Honestly, from a data center perspective, these vulnerabilities are selling a lot of processors for Intel. Whether it's finally populating that extra socket, or swapping to more cores per socket, I've seen tons of CPU upgrades recently.

Still waiting to see an Epyc in production.
 
I heard that if you're playing a game and Windows update is running in the background, your Intel system will crawl due to the Meltdown patches. Apparently the Windows Update feature will access the kernel often and trigger a massive slow down.
 
Patching is easy, unless you were dumb when you built the environment. The main issue is cumulative performance hits. It's past the point where large environments are starting to have capacity issues and need more hardware thrown at them. I dealt with a hype cluster yesterday where, in the last 6 months, it went from humming along happily (even during holidays) to a stuttery mess that's constantly trying to re-balance (in mid-summer). It's now had most of it's VMs pinned in an attempt to calm the cluster down while the customer works through their RFC to get more CPU resources in place. Sadly, this pretty much defeats the point of running a hype cluster. Their is a lot of money being pumped into just maintaining performances levels from a year ago.
Patching is easy, scheduling downtime because no shared storage in qa/dev environment is hard. :p
 
This is why our users are on thin clients and can only run approved executables on a VM. BYOD, but nothing touches our servers.
 
Strange how people can word an article to convey a desired sentiment. This is about Spectre, but somehow it is made about AMD. People think journalists are objective, but they're not in this case at least. AMD is least affected, yet is made out to be the villian here. Really?
 
Is it possible to have speculative execution without these flaws? At what point do we need to either scrap the whole idea and try something different for performance, or just live with the vulnerabilities?
 
Damn it I just got done patching all our shit at work.

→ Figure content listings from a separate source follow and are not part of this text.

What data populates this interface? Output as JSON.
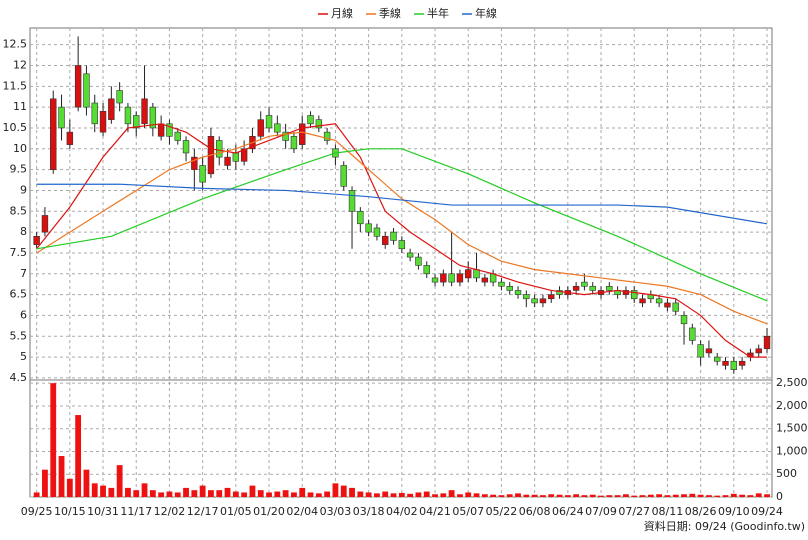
{
  "chart_data": {
    "type": "candlestick",
    "xlim": [
      -0.8,
      88.6
    ],
    "xticks": [
      {
        "value": 0,
        "label": "09/25"
      },
      {
        "value": 4,
        "label": "10/15"
      },
      {
        "value": 8,
        "label": "10/31"
      },
      {
        "value": 12,
        "label": "11/17"
      },
      {
        "value": 16,
        "label": "12/02"
      },
      {
        "value": 20,
        "label": "12/17"
      },
      {
        "value": 24,
        "label": "01/05"
      },
      {
        "value": 28,
        "label": "01/20"
      },
      {
        "value": 32,
        "label": "02/04"
      },
      {
        "value": 36,
        "label": "03/03"
      },
      {
        "value": 40,
        "label": "03/18"
      },
      {
        "value": 44,
        "label": "04/02"
      },
      {
        "value": 48,
        "label": "04/21"
      },
      {
        "value": 52,
        "label": "05/07"
      },
      {
        "value": 56,
        "label": "05/22"
      },
      {
        "value": 60,
        "label": "06/08"
      },
      {
        "value": 64,
        "label": "06/24"
      },
      {
        "value": 68,
        "label": "07/09"
      },
      {
        "value": 72,
        "label": "07/27"
      },
      {
        "value": 76,
        "label": "08/11"
      },
      {
        "value": 80,
        "label": "08/26"
      },
      {
        "value": 84,
        "label": "09/10"
      },
      {
        "value": 88,
        "label": "09/24"
      }
    ],
    "ylim": [
      4.45,
      12.9
    ],
    "yticks": [
      4.5,
      5,
      5.5,
      6,
      6.5,
      7,
      7.5,
      8,
      8.5,
      9,
      9.5,
      10,
      10.5,
      11,
      11.5,
      12,
      12.5
    ],
    "grid": true,
    "up_color": "#d81010",
    "down_color": "#55dd33",
    "candles": {
      "open": [
        7.7,
        8.0,
        9.5,
        11.0,
        10.1,
        11.0,
        11.8,
        11.1,
        10.4,
        10.7,
        11.4,
        11.0,
        10.8,
        10.6,
        11.0,
        10.3,
        10.6,
        10.4,
        10.2,
        9.5,
        9.6,
        9.4,
        10.2,
        9.6,
        9.9,
        9.7,
        10.0,
        10.3,
        10.8,
        10.6,
        10.4,
        10.3,
        10.1,
        10.8,
        10.7,
        10.4,
        10.0,
        9.6,
        9.0,
        8.5,
        8.2,
        8.1,
        7.7,
        8.0,
        7.8,
        7.5,
        7.4,
        7.2,
        6.9,
        6.8,
        7.0,
        6.8,
        6.9,
        7.1,
        6.8,
        7.0,
        6.8,
        6.7,
        6.6,
        6.5,
        6.4,
        6.3,
        6.4,
        6.6,
        6.5,
        6.6,
        6.8,
        6.7,
        6.5,
        6.7,
        6.6,
        6.5,
        6.6,
        6.3,
        6.5,
        6.4,
        6.2,
        6.3,
        6.0,
        5.7,
        5.3,
        5.1,
        5.0,
        4.8,
        4.9,
        4.8,
        5.0,
        5.1,
        5.2
      ],
      "high": [
        8.0,
        8.6,
        11.4,
        11.3,
        10.7,
        12.7,
        12.0,
        11.3,
        11.1,
        11.5,
        11.6,
        11.1,
        10.9,
        12.0,
        11.1,
        10.8,
        10.7,
        10.5,
        10.3,
        10.0,
        9.8,
        10.5,
        10.3,
        10.0,
        10.1,
        10.2,
        10.5,
        10.9,
        11.0,
        10.8,
        10.6,
        10.4,
        10.8,
        10.9,
        10.8,
        10.5,
        10.1,
        9.7,
        9.1,
        8.6,
        8.3,
        8.2,
        8.0,
        8.1,
        7.9,
        7.6,
        7.5,
        7.3,
        7.0,
        7.1,
        8.0,
        7.1,
        7.3,
        7.5,
        7.0,
        7.1,
        6.9,
        6.8,
        6.7,
        6.6,
        6.5,
        6.5,
        6.6,
        6.7,
        6.7,
        6.8,
        7.0,
        6.8,
        6.7,
        6.8,
        6.7,
        6.7,
        6.7,
        6.5,
        6.6,
        6.5,
        6.4,
        6.4,
        6.1,
        5.8,
        5.4,
        5.4,
        5.1,
        5.0,
        5.0,
        5.0,
        5.2,
        5.3,
        5.7
      ],
      "low": [
        7.6,
        7.9,
        9.4,
        10.2,
        10.0,
        10.9,
        10.8,
        10.4,
        10.3,
        10.6,
        10.9,
        10.4,
        10.3,
        10.5,
        10.3,
        10.2,
        10.1,
        10.1,
        9.7,
        9.0,
        9.0,
        9.3,
        9.6,
        9.5,
        9.5,
        9.6,
        9.9,
        10.2,
        10.4,
        10.3,
        10.0,
        9.9,
        10.0,
        10.5,
        10.4,
        10.1,
        9.6,
        9.0,
        7.6,
        8.0,
        7.9,
        7.8,
        7.6,
        7.7,
        7.5,
        7.3,
        7.1,
        6.9,
        6.7,
        6.7,
        6.7,
        6.7,
        6.8,
        6.8,
        6.7,
        6.7,
        6.6,
        6.5,
        6.4,
        6.2,
        6.2,
        6.2,
        6.3,
        6.4,
        6.4,
        6.5,
        6.6,
        6.5,
        6.4,
        6.5,
        6.4,
        6.4,
        6.3,
        6.2,
        6.3,
        6.2,
        6.1,
        6.0,
        5.3,
        5.3,
        4.8,
        5.0,
        4.8,
        4.7,
        4.6,
        4.7,
        4.9,
        5.0,
        5.1
      ],
      "close": [
        7.9,
        8.4,
        11.2,
        10.5,
        10.4,
        12.0,
        11.0,
        10.6,
        10.9,
        11.2,
        11.1,
        10.6,
        10.5,
        11.2,
        10.5,
        10.6,
        10.3,
        10.2,
        9.9,
        9.8,
        9.2,
        10.3,
        9.8,
        9.8,
        9.7,
        10.0,
        10.3,
        10.7,
        10.5,
        10.4,
        10.2,
        10.0,
        10.6,
        10.6,
        10.5,
        10.2,
        9.8,
        9.1,
        8.5,
        8.2,
        8.0,
        7.9,
        7.9,
        7.8,
        7.6,
        7.4,
        7.2,
        7.0,
        6.8,
        7.0,
        6.8,
        7.0,
        7.1,
        6.9,
        6.9,
        6.8,
        6.7,
        6.6,
        6.5,
        6.4,
        6.3,
        6.4,
        6.5,
        6.5,
        6.6,
        6.7,
        6.7,
        6.6,
        6.6,
        6.6,
        6.5,
        6.6,
        6.4,
        6.4,
        6.4,
        6.3,
        6.3,
        6.1,
        5.8,
        5.4,
        5.0,
        5.2,
        4.9,
        4.9,
        4.7,
        4.9,
        5.1,
        5.2,
        5.5
      ]
    },
    "volume": {
      "color": "#ee1111",
      "ylim": [
        0,
        2570
      ],
      "yticks": [
        0,
        500,
        {
          "value": 1000,
          "label": "1,000"
        },
        {
          "value": 1500,
          "label": "1,500"
        },
        {
          "value": 2000,
          "label": "2,000"
        },
        {
          "value": 2500,
          "label": "2,500"
        }
      ],
      "values": [
        100,
        600,
        2500,
        900,
        400,
        1800,
        600,
        300,
        250,
        200,
        700,
        200,
        150,
        300,
        150,
        100,
        120,
        100,
        200,
        150,
        250,
        150,
        150,
        200,
        120,
        100,
        250,
        150,
        100,
        120,
        150,
        100,
        200,
        100,
        80,
        120,
        300,
        250,
        200,
        120,
        100,
        80,
        120,
        80,
        90,
        70,
        100,
        120,
        60,
        80,
        150,
        60,
        100,
        80,
        60,
        50,
        40,
        60,
        80,
        50,
        50,
        40,
        60,
        50,
        40,
        60,
        40,
        50,
        30,
        40,
        40,
        60,
        30,
        40,
        50,
        60,
        40,
        50,
        60,
        70,
        50,
        40,
        30,
        40,
        70,
        50,
        40,
        80,
        60
      ]
    },
    "series": [
      {
        "name": "月線",
        "color": "#dd1111",
        "x": [
          0,
          4,
          8,
          11,
          15,
          18,
          21,
          24,
          28,
          32,
          36,
          39,
          42,
          45,
          48,
          51,
          55,
          58,
          62,
          66,
          70,
          74,
          77,
          80,
          83,
          86,
          88
        ],
        "values": [
          7.6,
          8.6,
          9.8,
          10.5,
          10.6,
          10.4,
          10.0,
          9.9,
          10.2,
          10.5,
          10.6,
          9.8,
          8.5,
          8.0,
          7.6,
          7.2,
          7.0,
          6.8,
          6.6,
          6.5,
          6.6,
          6.5,
          6.4,
          6.0,
          5.4,
          5.0,
          5.0
        ]
      },
      {
        "name": "季線",
        "color": "#ee7722",
        "x": [
          0,
          4,
          8,
          12,
          16,
          20,
          24,
          28,
          32,
          36,
          40,
          44,
          48,
          52,
          56,
          60,
          64,
          68,
          72,
          76,
          80,
          84,
          88
        ],
        "values": [
          7.5,
          8.0,
          8.5,
          9.0,
          9.5,
          9.8,
          10.0,
          10.3,
          10.4,
          10.2,
          9.5,
          8.8,
          8.3,
          7.7,
          7.3,
          7.1,
          7.0,
          6.9,
          6.8,
          6.7,
          6.5,
          6.1,
          5.8
        ]
      },
      {
        "name": "半年",
        "color": "#22cc22",
        "x": [
          0,
          9,
          20,
          30,
          36,
          40,
          44,
          52,
          60,
          70,
          80,
          88
        ],
        "values": [
          7.6,
          7.9,
          8.8,
          9.5,
          9.9,
          10.0,
          10.0,
          9.4,
          8.7,
          7.9,
          7.0,
          6.35
        ]
      },
      {
        "name": "年線",
        "color": "#2266cc",
        "x": [
          0,
          10,
          20,
          30,
          40,
          50,
          60,
          70,
          76,
          88
        ],
        "values": [
          9.15,
          9.15,
          9.05,
          9.0,
          8.85,
          8.65,
          8.65,
          8.65,
          8.6,
          8.2
        ]
      }
    ],
    "footnote": "資料日期: 09/24 (Goodinfo.tw)"
  }
}
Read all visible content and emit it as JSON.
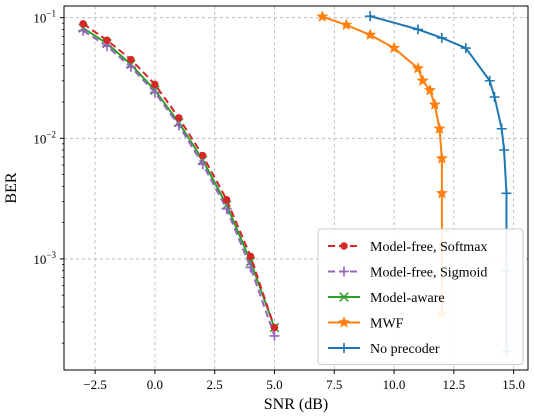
{
  "chart_data": {
    "type": "line",
    "xlabel": "SNR (dB)",
    "ylabel": "BER",
    "xlim": [
      -3.8,
      15.6
    ],
    "ylim": [
      0.00012,
      0.125
    ],
    "yscale": "log",
    "grid": true,
    "legend_position": "bottom-right",
    "x_ticks": [
      {
        "value": -2.5,
        "label": "−2.5"
      },
      {
        "value": 0,
        "label": "0.0"
      },
      {
        "value": 2.5,
        "label": "2.5"
      },
      {
        "value": 5,
        "label": "5.0"
      },
      {
        "value": 7.5,
        "label": "7.5"
      },
      {
        "value": 10,
        "label": "10.0"
      },
      {
        "value": 12.5,
        "label": "12.5"
      },
      {
        "value": 15,
        "label": "15.0"
      }
    ],
    "y_ticks": [
      {
        "value": 0.1,
        "base": "10",
        "exp": "−1"
      },
      {
        "value": 0.01,
        "base": "10",
        "exp": "−2"
      },
      {
        "value": 0.001,
        "base": "10",
        "exp": "−3"
      }
    ],
    "series": [
      {
        "name": "Model-free, Softmax",
        "color": "#d62728",
        "dash": "dashed",
        "marker": "circle",
        "x": [
          -3,
          -2,
          -1,
          0,
          1,
          2,
          3,
          4,
          5
        ],
        "y": [
          0.089,
          0.065,
          0.045,
          0.028,
          0.0148,
          0.0072,
          0.0031,
          0.00105,
          0.00027
        ]
      },
      {
        "name": "Model-free, Sigmoid",
        "color": "#9467bd",
        "dash": "dashed",
        "marker": "plus",
        "x": [
          -3,
          -2,
          -1,
          0,
          1,
          2,
          3,
          4,
          5
        ],
        "y": [
          0.078,
          0.058,
          0.039,
          0.024,
          0.0128,
          0.0061,
          0.0026,
          0.00085,
          0.00023
        ]
      },
      {
        "name": "Model-aware",
        "color": "#2ca02c",
        "dash": "solid",
        "marker": "x",
        "x": [
          -3,
          -2,
          -1,
          0,
          1,
          2,
          3,
          4,
          5
        ],
        "y": [
          0.082,
          0.061,
          0.041,
          0.025,
          0.0135,
          0.0066,
          0.0028,
          0.00095,
          0.00027
        ]
      },
      {
        "name": "MWF",
        "color": "#ff7f0e",
        "dash": "solid",
        "marker": "star",
        "x": [
          7,
          8,
          9,
          10,
          11,
          11.2,
          11.5,
          11.7,
          11.9,
          12.0,
          12.0,
          12.0,
          12.0
        ],
        "y": [
          0.102,
          0.087,
          0.072,
          0.056,
          0.038,
          0.03,
          0.025,
          0.019,
          0.012,
          0.0068,
          0.0035,
          0.0013,
          0.00035
        ]
      },
      {
        "name": "No precoder",
        "color": "#1f77b4",
        "dash": "solid",
        "marker": "plus",
        "x": [
          9,
          11,
          12,
          13,
          14,
          14.2,
          14.5,
          14.6,
          14.7,
          14.7,
          14.7
        ],
        "y": [
          0.103,
          0.08,
          0.068,
          0.056,
          0.03,
          0.022,
          0.012,
          0.008,
          0.0035,
          0.0008,
          0.00017
        ]
      }
    ]
  }
}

didnt you read the notice from intel, just last week if i remember right, about how they were going to start quarterly patches for this?

QUARTERLY, as in continuing patches.. for the foreseeable future.
 
Updated bios for my asus 170 pro but why bother, it's working flawless and with all these new variants the patch will be obsolete it would appear.
I am not on any shared network so if I did get it nobody else would per say so it's not really broke to the point I need to fix it.
 
so chrome is now sandboxing every website/tab to help protect against this

does firefox have any similar abilities?

the zero days are going to be a slaughter
 
Don't panic! Remember that in order for these exploits to work, the attacker first needs to gain local code execution. The biggest threat is to cloud based services where you can't control who else is running code on the same server as you; some malware in another VM can use these exploits to exfiltrate your data.